Pull the 59 sessions (orchestrator + 58 workers) into a portable form for teaching:

  • One markdown file per session, with: full prompt history (user turns + assistant turns + tool calls), redacted of any private content.
  • A trimmed-down “highlights” version with only the interesting decision points (first prompt, key strategy turns, last 2 hops).
  • The data/sessions.jsonl file already has the per-session metadata. The trace export needs to walk the original JSONL files line-by-line and render.

2. Language scrub

Remove AI-slop / overused vocabulary / em-dashes / business jargon from the worker prompts and assistant outputs before publishing the traces. The anti-slop-guide skill is the canonical list. Specifically watch for:

  • “delve”, “tapestry”, “landscape”, “robust”, “leverage”
  • Em-dashes used as throat-clearing
  • Throat-clearing openers (“Great question!”, “Let me think about this carefully”)
  • Rule-of-three structures used reflexively
  • Hedge phrases without information value (“It’s worth noting that”)

3. Hops vs autonomous turns

The current data/sessions.tsv has hops, turns, and autonomy_ratio. The next step is to compute:

  • Per-session autonomy index: (turns − hops) / turns. Closer to 1.0 = more autonomous.
  • Per-wave autonomy: averaged across workers + orchestrator’s wave-slice.
  • Hop classification: of Yad’s 40 actual orchestrator prompts (out of 192 type=user records, the rest being worker replies + slash + skill loaders), how many were:
    • Initial setup (one-shot context)
    • Strategy nudges (one-line course corrections)
    • Approval gates (yes/no on a plan)
    • Recovery prompts (something broke, fix it)
    • Closing prompts (wrap up, write docs)
  • Turn classification: of the 1026 orchestrator turns, how many were:
    • Tool calls only (autonomous execution)
    • Tool call + reasoning (autonomous decision)
    • Plain text (responding to a hop)

A target autonomy ratio for the next build to beat: this build was 1026 orchestrator turns / 40 Yad-typed prompts ≈ 25.7 turns per Yad prompt in the orchestrator. (The raw total_turns/total_hops = 7265/353 = 20.6:1 ratio is misleading — total_hops includes worker→orchestrator routing and templated worker first-prompts, not just Yad-typed input.) Can the next build hit 50 turns per Yad prompt without quality regressing?

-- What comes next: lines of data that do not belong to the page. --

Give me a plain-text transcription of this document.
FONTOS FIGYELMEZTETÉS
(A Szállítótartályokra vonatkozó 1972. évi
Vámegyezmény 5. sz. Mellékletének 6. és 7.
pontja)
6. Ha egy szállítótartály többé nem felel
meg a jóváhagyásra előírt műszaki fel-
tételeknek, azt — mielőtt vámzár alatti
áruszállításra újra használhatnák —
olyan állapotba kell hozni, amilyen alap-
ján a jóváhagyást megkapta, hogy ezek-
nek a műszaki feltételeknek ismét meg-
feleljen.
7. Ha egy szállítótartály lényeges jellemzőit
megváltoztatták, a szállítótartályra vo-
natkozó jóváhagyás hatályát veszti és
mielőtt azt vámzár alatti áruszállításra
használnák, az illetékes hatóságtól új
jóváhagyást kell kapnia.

4. Open questions for the teaching session

  • Were the 12 per-wave audits worth the cost? Each wave’s Explore audit dispatch added ~3–8% overhead. (Plus 1 initial repo survey + 2 final BUILD_NOTES extracts = 15 Explore dispatches total in the orchestrator.)
  • The workers’ first-hop teammate-message has duplicated context. Could a shorter handoff cut worker cost?
  • Could waves run in parallel (e.g. wave 6 and wave 7 simultaneously) instead of serially? They have no dependency.
  • Could the audit step be merged into the worker prompt (self-audit), eliminating one dispatch per wave?